From economics to economics plus animal welfare
Conventional housing systems for sows and piglets have been designed for a long time to optimize economy of piglet production. Typical problems associated with such conventional farrowing systems are related to fixed and abrupt transitions between production stages, e.g. weaning. This project starts from a recently developed multi-litter housing system for sows and piglets, which accommodates natural behaviour and self-steered transitions between production stages. Apart from benefits related to self-steered-gradual weaning, this system shows potential in reducing maladapted behaviours (such as tail biting) compared to conventional housing, and therefore fits with future objectives such as abolishment of tail docking.
Mapping nutrient intake piglets
In such a group-based multi-litter system, piglets can ingest nutrients of various sources: e.g. sow’s milk, milk replacer and concentrates for sows or piglets. However, the observed variation in piglet body weight is large, likely related to variation in intake of each nutritional source, which is currently unknown. Understanding the nutritional choices of the piglets will be pivotal to reduce the large variation in piglet performance. In addition, large variation in the potential for body weight gain exists within a litter.

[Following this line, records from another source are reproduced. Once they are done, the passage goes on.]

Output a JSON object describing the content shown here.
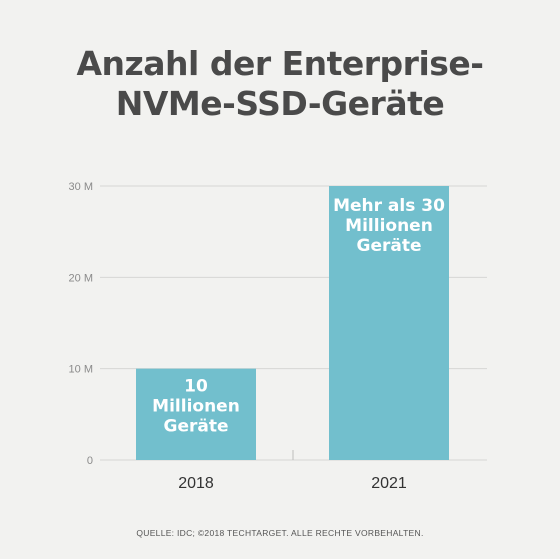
{
  "title_lines": [
    "Anzahl der Enterprise-",
    "NVMe-SSD-Geräte"
  ],
  "source": "QUELLE: IDC; ©2018 TECHTARGET. ALLE RECHTE VORBEHALTEN.",
  "colors": {
    "bar": "#72bfcd",
    "grid": "#d7d7d5",
    "axis_text": "#8a8a8a",
    "category_text": "#333333",
    "title": "#4a4a4a",
    "background": "#f2f2f0"
  },
  "chart_data": {
    "type": "bar",
    "title": "Anzahl der Enterprise-NVMe-SSD-Geräte",
    "xlabel": "",
    "ylabel": "",
    "categories": [
      "2018",
      "2021"
    ],
    "values": [
      10,
      30
    ],
    "ylim": [
      0,
      30
    ],
    "yticks": [
      0,
      10,
      20,
      30
    ],
    "ytick_labels": [
      "0",
      "10 M",
      "20 M",
      "30 M"
    ],
    "grid": true,
    "legend": "none",
    "bar_labels": [
      [
        "10",
        "Millionen",
        "Geräte"
      ],
      [
        "Mehr als 30",
        "Millionen",
        "Geräte"
      ]
    ]
  }
}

Genetic potential versus actual performance
Minimizing the gap between the genetic potential and the actual performance, as well as understanding the background, is crucial for further development of the system. In the project, various intervention strategies are foreseen to minimize this gap. For effectively designing such strategies, understanding sow and piglet behaviour, and their interactions with the environment is crucial. The ultimate goal of the project is to develop a novel, integrated, economically profitable multi-litter housing system for sows and piglets.